The decision — Kim Brown, Bill Carrell, David Daugherty, David McManus and Bob Midnight voting to reject; Charles Barfield, Richard Corzine and Jerry Mizell voting against — hinged on a discussion during a Feb. 20 Parks & Recreation Committee meeting during which the rates and work of Sommers Lawn Care were discussed. The business, owned by Ethan Sommers, has mowed the city’s parks for 2 1/2 years.
“It was a disservice to Mr. Sommers,” said Carrell, the chairman of the Parks & Rec Committee, before asking city attorney Rick Abell to address the legalities of the issue.
Abell said there are a number of Supreme Court cases that say bidding has to be a fair process and on an even playing field. “Unfortunately, when we went down the path of discussing (whether) to do a contract versus a bid, we really ventured over and beyond that issue,” he explained. “We actually got into the particulars of the contract with Mr. Sommers. It’s my opinion that in all likelihood that was not a fair bidding process that resulted because we actually discussed his price and other things in an open session of city council.”
With that in mind, Abell said the council has to make a determination of whether or not it engaged in a fair bidding process. If it did not, then the bids should be rejected. If it did, then the low bid should be awarded.
Carrell made the motion, with Midnight seconding, to reject all bids and take the matter back to the committee because it’s not a fair bidding process.

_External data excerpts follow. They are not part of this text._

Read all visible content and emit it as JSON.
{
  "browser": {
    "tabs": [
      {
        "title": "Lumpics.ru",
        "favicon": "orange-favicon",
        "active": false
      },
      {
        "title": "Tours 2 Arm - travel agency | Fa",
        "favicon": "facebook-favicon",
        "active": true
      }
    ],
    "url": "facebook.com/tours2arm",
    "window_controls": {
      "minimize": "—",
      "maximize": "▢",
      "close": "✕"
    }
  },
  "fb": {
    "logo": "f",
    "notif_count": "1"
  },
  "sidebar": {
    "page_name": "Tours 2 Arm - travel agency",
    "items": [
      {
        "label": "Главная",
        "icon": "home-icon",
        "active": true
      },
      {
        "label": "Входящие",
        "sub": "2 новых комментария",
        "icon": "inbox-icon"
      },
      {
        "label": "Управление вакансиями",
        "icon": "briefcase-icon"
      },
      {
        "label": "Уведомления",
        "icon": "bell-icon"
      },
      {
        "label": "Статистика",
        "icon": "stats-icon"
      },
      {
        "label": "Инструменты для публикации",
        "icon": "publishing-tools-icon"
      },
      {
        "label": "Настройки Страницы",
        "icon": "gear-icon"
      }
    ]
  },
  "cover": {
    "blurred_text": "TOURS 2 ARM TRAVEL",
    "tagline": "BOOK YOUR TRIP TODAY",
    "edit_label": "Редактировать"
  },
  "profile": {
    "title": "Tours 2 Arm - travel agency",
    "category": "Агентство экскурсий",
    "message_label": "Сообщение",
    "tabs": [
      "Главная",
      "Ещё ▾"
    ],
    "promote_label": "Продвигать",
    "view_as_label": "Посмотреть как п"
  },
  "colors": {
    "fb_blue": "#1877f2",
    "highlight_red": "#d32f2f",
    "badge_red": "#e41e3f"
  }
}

Just as Mayor Billy McDaniel asked for the roll call vote, Thomas Reed asked to speak. Reed was one of three bidders for the project. He told the council when he saw the advertisement for bids in the newspaper, “for me as a business owner, it was a growth opportunity . . . I feel reading it in the paper as you guys wanting businesses supplying you bids, it was a little vague. I think to table it and go back to discussion where not everybody can be present would be the easy thing to do.”
Reed pointed out the three bids — $795, $850 and $885 weekly — and that one of them was from Vienna, referring to the statement in the advertisement that “priority will be given to bidders residing in Massac County.”
“I guess it’s how much respect you guys have for each other making a presentation, publishing it in the paper and doing what you say you’re going to do. It’s part of having to make a tough decision,” he said. “As far as the prices, I feel there were three competitive bids. The low bid, to me, it’s not the preference or the favoritism you asked for in your bid so I guess it’s how much favoritism we want to show for your local business.”